The Electric Power Authority (PREPA) had about 113,000 customers yesterday, -that is 8 percent of the total-, without service after the passage of Tropical Storm Isaias, but the public corporation’s Restructuring and Fiscal Affairs. Administrator, Fernando Padilla, said he is confident that much of the grid will be restored today.
However, Governor Wanda Vázquez Garced had warned that 99 percent of the service should have been restored yesterday.
The governor asked PREPA Executive Director José Ortiz to explain why thousands of customers were without power even before the storm arrived. Although she did not say whether she trusted the head of PREPA, she noted that if there were no convincing explanations for the failure and if service was not normalized, she would take "the appropriate measures."

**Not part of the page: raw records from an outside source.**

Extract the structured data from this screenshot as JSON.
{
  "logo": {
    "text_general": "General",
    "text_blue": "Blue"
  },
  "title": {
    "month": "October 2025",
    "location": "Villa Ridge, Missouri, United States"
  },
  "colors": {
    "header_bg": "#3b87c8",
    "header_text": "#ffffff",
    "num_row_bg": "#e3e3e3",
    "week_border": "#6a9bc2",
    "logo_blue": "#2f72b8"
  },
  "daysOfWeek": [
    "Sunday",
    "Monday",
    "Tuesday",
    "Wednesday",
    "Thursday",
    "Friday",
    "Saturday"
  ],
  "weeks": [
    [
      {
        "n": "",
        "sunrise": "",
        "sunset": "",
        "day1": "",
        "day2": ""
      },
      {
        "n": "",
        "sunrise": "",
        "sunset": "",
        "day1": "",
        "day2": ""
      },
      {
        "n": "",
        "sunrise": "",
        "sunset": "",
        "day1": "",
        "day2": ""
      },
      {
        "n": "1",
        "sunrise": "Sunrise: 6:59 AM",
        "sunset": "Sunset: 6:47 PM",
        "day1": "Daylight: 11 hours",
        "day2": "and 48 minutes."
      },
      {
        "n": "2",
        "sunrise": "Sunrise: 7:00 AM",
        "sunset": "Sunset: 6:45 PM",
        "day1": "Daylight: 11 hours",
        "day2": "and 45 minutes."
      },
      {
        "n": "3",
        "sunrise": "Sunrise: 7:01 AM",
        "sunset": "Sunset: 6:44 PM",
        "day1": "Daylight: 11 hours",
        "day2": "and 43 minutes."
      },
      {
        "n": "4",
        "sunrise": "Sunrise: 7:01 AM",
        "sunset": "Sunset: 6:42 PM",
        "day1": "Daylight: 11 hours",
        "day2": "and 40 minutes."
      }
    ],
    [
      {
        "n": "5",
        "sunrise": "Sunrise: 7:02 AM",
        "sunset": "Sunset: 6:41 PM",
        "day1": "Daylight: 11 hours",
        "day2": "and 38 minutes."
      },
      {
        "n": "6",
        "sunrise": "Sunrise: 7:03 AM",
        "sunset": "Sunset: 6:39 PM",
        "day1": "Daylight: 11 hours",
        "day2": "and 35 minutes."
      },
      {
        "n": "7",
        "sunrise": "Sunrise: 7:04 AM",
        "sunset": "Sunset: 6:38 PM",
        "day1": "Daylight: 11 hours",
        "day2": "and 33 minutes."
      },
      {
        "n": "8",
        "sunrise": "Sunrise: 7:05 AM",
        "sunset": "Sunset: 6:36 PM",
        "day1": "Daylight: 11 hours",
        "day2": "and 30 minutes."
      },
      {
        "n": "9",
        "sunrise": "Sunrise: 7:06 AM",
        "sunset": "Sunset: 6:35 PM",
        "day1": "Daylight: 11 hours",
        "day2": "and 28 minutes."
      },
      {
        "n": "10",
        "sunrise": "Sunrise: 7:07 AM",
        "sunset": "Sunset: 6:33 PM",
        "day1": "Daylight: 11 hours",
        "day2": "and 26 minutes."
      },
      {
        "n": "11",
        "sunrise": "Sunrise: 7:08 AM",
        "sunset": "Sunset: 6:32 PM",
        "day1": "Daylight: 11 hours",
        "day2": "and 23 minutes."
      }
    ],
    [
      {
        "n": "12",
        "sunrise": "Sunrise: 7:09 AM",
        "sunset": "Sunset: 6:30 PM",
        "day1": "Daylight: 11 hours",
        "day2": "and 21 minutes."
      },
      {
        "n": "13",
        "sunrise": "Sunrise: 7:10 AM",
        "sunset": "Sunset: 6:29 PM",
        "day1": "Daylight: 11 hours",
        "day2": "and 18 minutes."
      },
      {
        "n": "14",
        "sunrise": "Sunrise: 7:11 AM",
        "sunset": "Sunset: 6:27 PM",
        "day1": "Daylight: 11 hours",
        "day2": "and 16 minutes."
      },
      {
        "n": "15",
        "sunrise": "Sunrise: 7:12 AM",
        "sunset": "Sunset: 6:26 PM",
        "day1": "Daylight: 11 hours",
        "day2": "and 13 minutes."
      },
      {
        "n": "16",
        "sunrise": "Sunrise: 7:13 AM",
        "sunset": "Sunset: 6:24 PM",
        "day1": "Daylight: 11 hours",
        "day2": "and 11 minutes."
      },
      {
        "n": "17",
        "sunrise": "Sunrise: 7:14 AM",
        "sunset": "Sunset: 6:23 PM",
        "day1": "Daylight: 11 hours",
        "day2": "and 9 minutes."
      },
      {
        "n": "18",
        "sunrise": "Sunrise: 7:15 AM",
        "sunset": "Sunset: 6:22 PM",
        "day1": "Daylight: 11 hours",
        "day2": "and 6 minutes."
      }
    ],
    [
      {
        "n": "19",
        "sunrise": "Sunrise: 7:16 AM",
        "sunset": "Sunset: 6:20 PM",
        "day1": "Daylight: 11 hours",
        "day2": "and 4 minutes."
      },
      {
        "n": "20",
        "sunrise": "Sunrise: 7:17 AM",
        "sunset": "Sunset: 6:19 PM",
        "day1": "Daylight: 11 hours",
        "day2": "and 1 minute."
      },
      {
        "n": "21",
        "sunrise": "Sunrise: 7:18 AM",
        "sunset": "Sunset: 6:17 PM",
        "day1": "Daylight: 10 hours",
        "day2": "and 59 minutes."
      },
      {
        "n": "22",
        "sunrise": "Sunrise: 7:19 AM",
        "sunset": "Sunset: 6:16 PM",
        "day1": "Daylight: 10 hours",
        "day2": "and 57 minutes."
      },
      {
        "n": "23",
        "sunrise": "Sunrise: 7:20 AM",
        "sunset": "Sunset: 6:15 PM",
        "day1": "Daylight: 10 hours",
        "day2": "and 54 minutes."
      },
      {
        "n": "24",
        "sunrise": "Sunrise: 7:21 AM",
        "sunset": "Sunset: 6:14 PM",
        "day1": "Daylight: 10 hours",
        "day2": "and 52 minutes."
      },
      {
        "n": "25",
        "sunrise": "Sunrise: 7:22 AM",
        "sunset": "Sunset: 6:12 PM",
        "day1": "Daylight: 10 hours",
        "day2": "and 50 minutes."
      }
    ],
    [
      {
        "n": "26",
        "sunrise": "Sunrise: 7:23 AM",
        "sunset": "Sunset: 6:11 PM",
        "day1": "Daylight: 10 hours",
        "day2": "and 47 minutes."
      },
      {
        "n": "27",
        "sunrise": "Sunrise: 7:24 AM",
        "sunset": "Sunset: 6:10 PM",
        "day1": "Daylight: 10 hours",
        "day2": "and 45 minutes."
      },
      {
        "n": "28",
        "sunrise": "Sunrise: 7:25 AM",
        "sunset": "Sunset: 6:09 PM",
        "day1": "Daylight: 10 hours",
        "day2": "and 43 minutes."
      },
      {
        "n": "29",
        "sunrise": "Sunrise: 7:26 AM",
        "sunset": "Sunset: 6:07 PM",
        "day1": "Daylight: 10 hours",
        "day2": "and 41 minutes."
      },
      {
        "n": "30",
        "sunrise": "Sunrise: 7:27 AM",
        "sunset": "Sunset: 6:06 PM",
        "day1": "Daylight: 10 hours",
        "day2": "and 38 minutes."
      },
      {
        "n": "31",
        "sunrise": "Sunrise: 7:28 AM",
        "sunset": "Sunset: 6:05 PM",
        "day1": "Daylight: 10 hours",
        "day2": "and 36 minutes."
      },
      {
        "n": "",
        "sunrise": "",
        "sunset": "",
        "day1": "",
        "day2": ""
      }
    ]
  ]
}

“It is not acceptable. There are people in many of the communities who were left without power on Saturday; others on Wednesday,” the governor said.
Meanwhile, Padilla explained that most of the areas that remained without power were in the southwestern region - from Yauco to Añasco –.
"We have seen progress during the morning (yesterday) and we´ll see more progress during the afternoon as we reach some substations in the southwest area," the official said. "I expect that by tomorrow (today), we will be very close to completing repair works," he added.
Padilla explained the grid showed no significant damage. The work to be done is mostly tree pruning and repairs to infrastructure damaged by falling trees and landslides.
“The rains and winds damaged service lines and substations,” said Padilla, who does not have an estimate of the economic damage.
Meanwhile, Ángel Figueroa Jaramillo, president of the Electrical and Irrigation Industry Workers Union (UTIER, Spanish acronym), said that damages in the system due to falling branches and trees were preventable.
"Regrettably, you have identified a problem but you have not fixed it," said the union leader, explaining that in 2000, PREPA had 600 pruners and today, only 200.
$37.5 Million in contracts
According to PREPA early this year, through these agreements, the public utility intended to "attack" one of the main causes of service interruptions, which is that branches contact transmission and distribution lines.
Although contracts expired on June 30, four of these contracts are still in effect because they were extended until September.
Just two months before these contracts expire, these companies have completed between 22 percent and 23 percent of the work in the more than 600 miles assigned, said Padilla, who was satisfied with the work done by the contractors.
"Tree pruning and vegetation issues are programs that the Authority has not executed for several years. We have a significant backlog in this area," he said.
The companies hired to do these works are Perfect Integrated Solutions, with a contract that reached $5.5 million; Master Link, which has had two contracts totaling $14 million; DCR Emergency and Xpert's, LLC, with contracts for $9 million each.
Figueroa Jaramillo said the work done by the firms needs to be investigated.
Meanwhile, Padilla argued that the rates paid to these companies are competitive and that "under no circumstances" was it more reasonable for the public utility to temporarily and directly hired the personnel needed to do that work -in which PREPA has the expertise- without an intermediary.
"Hiring an emergency employee has a cost and expense elements that are not comparable to a contract," Padilla argued. "The number of emergency employees we would need to execute this work becomes impossible to maintain," he added.
Figueroa Jaramillo noted that PREPA rejected UTIER's proposal, "which was between 30 percent and 50 percent lower", for emergency hiring under a special agreement.
Léster Jiménez contributed with this story.